A federal appeals court recently held that a job applicant cannot sue a prospective employer for retaliation under the Fair Labor Standards Act (FLSA). 

In the case, Dellinger v. Science Applications International Corp., the employee had to complete a security clearance form after a conditional offer of employment.  The form asked the applicant if she had been involved in any non-criminal court actions.  The applicant disclosed she had sued her former employer for wage/hour violations.  The employer then withdrew the offer of employment.
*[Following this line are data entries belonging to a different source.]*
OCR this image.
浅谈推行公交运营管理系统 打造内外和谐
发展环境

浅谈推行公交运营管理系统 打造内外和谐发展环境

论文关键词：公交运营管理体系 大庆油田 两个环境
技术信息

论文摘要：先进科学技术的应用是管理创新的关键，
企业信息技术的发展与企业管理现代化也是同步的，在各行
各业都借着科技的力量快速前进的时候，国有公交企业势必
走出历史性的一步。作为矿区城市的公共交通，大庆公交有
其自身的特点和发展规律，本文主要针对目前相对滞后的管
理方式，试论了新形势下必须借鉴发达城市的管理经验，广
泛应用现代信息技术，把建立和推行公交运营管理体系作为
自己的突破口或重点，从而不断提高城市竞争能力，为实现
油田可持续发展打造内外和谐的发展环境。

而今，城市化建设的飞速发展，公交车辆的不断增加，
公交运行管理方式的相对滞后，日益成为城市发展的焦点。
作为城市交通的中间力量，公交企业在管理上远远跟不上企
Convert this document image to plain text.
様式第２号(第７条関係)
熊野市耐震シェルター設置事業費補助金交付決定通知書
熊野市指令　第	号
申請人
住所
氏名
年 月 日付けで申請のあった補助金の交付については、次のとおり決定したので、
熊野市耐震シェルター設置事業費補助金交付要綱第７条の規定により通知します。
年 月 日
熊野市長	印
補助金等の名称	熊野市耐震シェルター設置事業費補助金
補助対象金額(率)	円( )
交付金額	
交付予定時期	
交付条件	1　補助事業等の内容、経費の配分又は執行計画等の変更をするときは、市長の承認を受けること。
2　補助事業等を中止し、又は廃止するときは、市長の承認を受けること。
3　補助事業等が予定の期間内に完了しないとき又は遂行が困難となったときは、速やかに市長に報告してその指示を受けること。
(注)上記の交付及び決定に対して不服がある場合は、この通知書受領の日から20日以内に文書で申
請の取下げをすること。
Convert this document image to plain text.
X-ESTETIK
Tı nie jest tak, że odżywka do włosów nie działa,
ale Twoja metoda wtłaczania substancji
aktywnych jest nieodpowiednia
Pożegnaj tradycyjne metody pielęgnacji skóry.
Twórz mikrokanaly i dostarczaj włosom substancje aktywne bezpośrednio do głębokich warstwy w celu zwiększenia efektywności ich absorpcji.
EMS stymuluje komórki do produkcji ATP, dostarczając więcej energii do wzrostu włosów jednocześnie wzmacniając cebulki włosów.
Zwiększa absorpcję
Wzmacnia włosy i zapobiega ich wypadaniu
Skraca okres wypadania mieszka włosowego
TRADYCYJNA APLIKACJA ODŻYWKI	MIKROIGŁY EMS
As a result, the job applicant sued for retaliation.

In ruling that the applicant did not have a claim, the Fourth Circuit Court of Appeals (the federal appeals court for appeals from Maryland, North Carolina, South Carolina, Virginia and West Virginia), explained that the anti-retaliation provision of the FLSA applies only to actual employers, not prospective employers.  The Court recognized the compelling argument of the job applicant but still held that extending the law as requested would go beyond the law’s plain language.  An applicant who never began or performed any work could not, by the language of the FLSA, be an ’employee,’ the Court said.

A strong dissent indicated that, in a similar case under Title VII, the U.S. Supreme Court had determined otherwise. 

A few takeaways:

  • An employer should not be quick to change its practice and now ask all applicants if they have sued any former employers for wage/hour violations.  The question is a close one (panel here was split 2-1).  There is little authority from other federal circuits, although two United States District Courts (Colorado and South Carolina) have directly addressed the issue and reached the same conclusion.  Additionally, courts have also consistently held that the FLSA protects “former” employees (as opposed to prospective applicants) from retaliation, which would indicate a willingness to expand retaliation protection outside the immediate employment relationship.  Given this fact and the relatively few applicable court decisions, caution remains a wise approach until this issue is resolved by the U.S. Supreme Court. 
  • For the time being, however, in these jurisdictions (states identified above), this information (i.e., that the applicant has sued a former employer for wage/hour violations) can be used to withdraw a job offer,
    • UNLESS the state law provides protection for withdrawal of a job offer
    • Note that the job applicant did not sue under any such state statute or theory.
  • This case will likely find itself before the Supreme Court.  If so, look for a strong debate about whether the Court, or the Congress, should extend the law as requested by the job applicant.